235mph racer for sale – because it's too slow
Reason for sale: it's too slow.
Owner Ian Caseley is asking £20,000 for the 28ft-long jet-propelled RoadZombie II to help fund an even faster machine.
He wants to build a four-wheeled beast that will rocket him forward at 380mph – 80mph faster than presenter Richard Hammond was going when he crashed in a stunt for TV show Top Gear.
Mr Caseley, 41, who lives on a farm in Redhill near Bristol and designs specialist racing car parts, said: "I have got to the stage where I have enjoyed the car and won't get anything more out of it.
"I've got used to going that fast, and want something that goes a bit quicker."
Now he wants to sell his labour of love to someone who would like to get involved with drag racing.
But buyer beware – travelling at 280mph is no mean feat.
Mr Caseley said: "It is just like sitting in your favourite armchair at home and being propelled forward on a big bungee down the road.
"Crazy as it sounds, I'm not mad. My jet dragster is one of the safest vehicles to drive, and there are so many in-built safety features that when it was inspected by the Motor Sport Association they were surprised at the way it was controlled.
"It has got two parachutes as brakes, and if I was to pass out in the car it would shut down automatically and stop on its own.
"No other car in England or Europe can do that, and I have never had a crash."

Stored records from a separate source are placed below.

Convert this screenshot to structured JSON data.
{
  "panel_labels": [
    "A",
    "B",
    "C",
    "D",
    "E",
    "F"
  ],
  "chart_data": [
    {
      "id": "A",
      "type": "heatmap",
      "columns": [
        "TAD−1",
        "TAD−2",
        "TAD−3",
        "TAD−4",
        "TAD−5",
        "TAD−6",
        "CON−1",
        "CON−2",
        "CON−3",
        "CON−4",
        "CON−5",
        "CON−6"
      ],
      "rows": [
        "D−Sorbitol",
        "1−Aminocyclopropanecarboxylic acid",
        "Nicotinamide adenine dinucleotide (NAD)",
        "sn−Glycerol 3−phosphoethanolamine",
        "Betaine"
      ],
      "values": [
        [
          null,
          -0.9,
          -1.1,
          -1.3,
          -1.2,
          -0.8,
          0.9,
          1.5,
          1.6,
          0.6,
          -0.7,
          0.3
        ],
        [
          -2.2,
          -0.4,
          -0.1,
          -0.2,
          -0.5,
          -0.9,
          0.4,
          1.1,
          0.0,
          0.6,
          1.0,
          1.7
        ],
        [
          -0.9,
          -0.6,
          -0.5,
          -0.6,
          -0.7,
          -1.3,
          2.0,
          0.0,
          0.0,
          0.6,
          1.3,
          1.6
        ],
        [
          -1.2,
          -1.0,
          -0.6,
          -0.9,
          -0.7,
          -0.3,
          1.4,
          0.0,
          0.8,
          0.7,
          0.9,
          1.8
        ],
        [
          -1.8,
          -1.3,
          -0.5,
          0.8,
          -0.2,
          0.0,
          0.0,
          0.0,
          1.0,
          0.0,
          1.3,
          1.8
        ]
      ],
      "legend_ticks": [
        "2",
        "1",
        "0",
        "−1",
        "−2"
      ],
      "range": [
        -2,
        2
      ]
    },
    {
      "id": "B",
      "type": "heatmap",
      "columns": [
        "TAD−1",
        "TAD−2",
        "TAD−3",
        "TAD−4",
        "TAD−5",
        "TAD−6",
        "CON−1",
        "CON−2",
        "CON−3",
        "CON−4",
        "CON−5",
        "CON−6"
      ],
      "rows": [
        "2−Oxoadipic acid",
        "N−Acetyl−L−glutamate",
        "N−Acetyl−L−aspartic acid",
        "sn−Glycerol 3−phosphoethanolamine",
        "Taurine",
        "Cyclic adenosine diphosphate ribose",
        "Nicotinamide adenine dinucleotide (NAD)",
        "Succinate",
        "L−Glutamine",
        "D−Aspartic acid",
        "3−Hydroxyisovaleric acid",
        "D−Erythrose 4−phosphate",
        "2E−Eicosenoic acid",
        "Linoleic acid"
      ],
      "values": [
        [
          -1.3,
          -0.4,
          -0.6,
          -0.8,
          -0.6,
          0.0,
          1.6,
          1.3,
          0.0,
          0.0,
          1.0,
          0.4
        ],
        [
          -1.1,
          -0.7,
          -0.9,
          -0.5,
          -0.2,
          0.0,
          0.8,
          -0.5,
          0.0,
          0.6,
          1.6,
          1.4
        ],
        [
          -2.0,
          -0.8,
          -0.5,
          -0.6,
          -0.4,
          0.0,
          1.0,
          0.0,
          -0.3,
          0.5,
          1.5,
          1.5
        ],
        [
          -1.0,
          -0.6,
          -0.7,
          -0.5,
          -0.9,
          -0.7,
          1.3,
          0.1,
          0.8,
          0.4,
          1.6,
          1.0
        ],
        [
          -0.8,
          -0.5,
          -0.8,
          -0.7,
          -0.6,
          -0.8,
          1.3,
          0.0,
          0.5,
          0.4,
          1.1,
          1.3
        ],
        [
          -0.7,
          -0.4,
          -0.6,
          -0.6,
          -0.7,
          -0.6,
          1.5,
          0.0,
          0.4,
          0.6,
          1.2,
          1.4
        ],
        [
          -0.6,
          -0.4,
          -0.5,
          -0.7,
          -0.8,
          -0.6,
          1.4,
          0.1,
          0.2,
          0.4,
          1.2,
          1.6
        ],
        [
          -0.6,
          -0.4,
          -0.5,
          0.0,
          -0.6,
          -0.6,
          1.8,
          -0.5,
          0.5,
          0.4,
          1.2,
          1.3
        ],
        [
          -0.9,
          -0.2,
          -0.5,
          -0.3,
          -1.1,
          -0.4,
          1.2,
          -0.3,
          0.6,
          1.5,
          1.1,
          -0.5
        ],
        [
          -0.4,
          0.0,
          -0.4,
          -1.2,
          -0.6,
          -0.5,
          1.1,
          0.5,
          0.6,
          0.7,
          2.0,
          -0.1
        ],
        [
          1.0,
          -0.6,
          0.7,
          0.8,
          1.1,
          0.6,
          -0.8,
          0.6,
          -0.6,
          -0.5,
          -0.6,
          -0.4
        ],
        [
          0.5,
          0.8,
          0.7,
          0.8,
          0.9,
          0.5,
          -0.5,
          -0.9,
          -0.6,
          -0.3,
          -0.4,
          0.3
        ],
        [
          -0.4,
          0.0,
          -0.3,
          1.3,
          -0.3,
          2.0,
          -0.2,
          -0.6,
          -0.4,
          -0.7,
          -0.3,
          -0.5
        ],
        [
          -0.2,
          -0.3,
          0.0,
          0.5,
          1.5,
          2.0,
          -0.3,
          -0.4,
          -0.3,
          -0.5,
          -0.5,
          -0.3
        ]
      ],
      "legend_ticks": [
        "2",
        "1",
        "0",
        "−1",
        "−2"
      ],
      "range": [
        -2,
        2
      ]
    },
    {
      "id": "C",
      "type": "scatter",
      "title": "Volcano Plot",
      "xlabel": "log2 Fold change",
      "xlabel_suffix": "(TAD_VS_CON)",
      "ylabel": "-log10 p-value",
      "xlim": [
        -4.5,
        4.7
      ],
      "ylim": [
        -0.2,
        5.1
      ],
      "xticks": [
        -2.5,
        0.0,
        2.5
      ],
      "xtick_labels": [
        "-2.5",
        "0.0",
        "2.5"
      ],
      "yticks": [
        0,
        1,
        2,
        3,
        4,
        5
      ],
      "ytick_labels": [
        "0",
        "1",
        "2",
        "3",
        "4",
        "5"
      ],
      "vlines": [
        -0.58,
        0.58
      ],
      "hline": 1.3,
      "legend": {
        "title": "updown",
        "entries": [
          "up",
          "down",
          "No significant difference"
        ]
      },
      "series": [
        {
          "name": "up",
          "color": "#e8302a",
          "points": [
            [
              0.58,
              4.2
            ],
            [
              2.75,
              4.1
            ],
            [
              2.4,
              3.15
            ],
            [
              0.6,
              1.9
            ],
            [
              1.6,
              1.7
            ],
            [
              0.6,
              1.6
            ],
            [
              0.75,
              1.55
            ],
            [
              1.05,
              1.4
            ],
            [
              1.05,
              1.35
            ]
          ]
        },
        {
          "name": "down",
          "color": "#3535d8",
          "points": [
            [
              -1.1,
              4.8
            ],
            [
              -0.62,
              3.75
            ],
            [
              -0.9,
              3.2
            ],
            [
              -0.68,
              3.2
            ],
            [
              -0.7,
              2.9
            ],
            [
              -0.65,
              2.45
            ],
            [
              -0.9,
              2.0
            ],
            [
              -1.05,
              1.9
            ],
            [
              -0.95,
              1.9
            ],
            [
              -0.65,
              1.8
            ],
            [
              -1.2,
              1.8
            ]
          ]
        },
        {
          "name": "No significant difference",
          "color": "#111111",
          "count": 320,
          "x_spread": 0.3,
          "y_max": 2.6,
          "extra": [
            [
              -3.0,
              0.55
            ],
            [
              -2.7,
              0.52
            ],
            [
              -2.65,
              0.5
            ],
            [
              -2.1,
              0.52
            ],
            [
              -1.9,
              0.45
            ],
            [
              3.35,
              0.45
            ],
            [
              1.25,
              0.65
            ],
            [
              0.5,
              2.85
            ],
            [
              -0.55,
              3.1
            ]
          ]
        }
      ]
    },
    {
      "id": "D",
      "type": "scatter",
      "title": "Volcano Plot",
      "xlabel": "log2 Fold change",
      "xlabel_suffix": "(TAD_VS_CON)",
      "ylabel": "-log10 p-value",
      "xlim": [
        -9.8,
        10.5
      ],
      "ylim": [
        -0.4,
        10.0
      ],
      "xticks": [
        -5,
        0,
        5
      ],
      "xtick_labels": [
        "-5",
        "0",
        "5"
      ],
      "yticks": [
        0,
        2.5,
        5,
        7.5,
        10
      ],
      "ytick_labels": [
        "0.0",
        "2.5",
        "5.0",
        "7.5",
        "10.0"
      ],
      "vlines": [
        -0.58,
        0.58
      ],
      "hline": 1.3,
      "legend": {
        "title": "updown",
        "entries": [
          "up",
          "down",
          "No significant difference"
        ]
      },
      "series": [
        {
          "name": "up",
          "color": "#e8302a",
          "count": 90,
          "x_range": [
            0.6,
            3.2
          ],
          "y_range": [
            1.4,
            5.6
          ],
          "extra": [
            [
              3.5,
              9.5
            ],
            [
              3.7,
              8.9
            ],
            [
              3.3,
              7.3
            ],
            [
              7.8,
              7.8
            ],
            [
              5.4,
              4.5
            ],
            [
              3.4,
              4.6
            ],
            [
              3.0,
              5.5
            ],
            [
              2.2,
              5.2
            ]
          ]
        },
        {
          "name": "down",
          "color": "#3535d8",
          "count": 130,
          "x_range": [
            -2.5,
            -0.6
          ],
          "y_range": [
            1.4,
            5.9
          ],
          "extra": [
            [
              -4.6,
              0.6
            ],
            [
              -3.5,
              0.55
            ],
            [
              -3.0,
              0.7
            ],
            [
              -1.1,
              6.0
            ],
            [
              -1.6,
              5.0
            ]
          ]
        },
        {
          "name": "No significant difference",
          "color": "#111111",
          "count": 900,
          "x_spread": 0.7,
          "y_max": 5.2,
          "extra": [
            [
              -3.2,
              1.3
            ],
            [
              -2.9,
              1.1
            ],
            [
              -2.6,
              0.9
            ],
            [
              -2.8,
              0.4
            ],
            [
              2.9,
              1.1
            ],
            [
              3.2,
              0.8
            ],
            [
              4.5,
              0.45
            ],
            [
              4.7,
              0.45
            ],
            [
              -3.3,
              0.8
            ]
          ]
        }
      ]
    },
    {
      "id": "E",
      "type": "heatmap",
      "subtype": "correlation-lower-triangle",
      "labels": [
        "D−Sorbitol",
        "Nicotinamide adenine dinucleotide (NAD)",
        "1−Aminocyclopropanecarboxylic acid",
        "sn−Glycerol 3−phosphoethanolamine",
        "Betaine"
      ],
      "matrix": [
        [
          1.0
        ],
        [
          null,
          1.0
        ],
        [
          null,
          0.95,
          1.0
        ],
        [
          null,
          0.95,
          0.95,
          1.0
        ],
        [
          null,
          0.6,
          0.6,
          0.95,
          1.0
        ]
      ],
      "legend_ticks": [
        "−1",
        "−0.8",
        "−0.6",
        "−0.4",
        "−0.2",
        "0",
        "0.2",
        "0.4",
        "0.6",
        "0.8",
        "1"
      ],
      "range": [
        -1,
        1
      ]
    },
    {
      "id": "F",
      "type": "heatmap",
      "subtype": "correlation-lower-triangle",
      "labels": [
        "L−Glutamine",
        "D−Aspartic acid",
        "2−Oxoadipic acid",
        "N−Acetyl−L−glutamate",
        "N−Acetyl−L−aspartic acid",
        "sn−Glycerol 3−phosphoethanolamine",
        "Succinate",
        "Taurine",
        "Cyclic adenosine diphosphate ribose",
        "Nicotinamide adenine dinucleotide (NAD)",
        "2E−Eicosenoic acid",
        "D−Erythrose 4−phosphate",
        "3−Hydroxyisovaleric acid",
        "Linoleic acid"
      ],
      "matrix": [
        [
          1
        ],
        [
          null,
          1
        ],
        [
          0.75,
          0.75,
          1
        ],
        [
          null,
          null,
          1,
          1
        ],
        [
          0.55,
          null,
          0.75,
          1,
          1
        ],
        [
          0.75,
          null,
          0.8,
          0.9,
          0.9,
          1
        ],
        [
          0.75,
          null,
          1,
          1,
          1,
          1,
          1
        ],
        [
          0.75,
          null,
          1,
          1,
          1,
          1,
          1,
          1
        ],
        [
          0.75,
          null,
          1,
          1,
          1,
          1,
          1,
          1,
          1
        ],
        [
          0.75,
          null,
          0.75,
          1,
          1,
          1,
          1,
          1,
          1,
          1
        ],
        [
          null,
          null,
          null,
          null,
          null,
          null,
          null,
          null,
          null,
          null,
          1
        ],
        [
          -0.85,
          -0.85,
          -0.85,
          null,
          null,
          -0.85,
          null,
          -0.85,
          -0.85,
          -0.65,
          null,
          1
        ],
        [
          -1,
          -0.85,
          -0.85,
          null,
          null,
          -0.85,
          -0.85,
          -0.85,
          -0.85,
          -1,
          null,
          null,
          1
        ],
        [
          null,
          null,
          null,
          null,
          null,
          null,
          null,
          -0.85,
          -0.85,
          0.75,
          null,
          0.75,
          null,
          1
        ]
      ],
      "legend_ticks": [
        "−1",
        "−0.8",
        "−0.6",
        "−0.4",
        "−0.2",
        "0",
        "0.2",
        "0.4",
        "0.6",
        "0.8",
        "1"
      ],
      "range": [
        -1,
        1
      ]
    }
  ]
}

Mr Caseley got the bug for drag racing in 2001. He was racing his 1959 Ford 100E at the drag strip at Stratford-upon-Avon when he met Colin Fallows, the British land speed record holder, who was racing a drag car.
Mr Caseley said: "I thought 'I could do that' but no one took me seriously and for about a year people thought I was an idiot."
He bought a jet engine from Rolls-Royce and spent six months figuring out how it worked before approaching the company for technical information.
He said: "They wouldn't help because I wasn't an employee and they were concerned about giving me information that could damage me."
So he went to Germany for help and later to America, where he met chassis experts, before returning to England and employing the best chassis builder in the country.
In 2004, after three years of hard work and £60,000 of investment, his car was finished.
He raced for three seasons at the Santa Pod raceway in Northampton, but after a close friend who had worked on the car throughout from the start died in February, Mr Caseley thought it was time to look for something different.
He said: "Just over a year ago I went to Mexico and met a chap who is a world authority on rockets.
"So now I have had a rocket engine made that runs on propulsion-grade hydrogen peroxide.
"It's got twice the thrust of the jet engine – almost four tons– and I am looking at doing 380mph in just over four seconds for a quarter mile flat."
His new machine – RoadZombieIII – is likely to take years of work, and £100,000 to get it on the road, but he says it will probably be the fastest car in the country.
And he would like to find a new home for his old car, which is stored at his workshop in Cheddar, as well as an investor for his new project.
He said: "It can either sit in the workshop or it can be passed to someone else who might love it."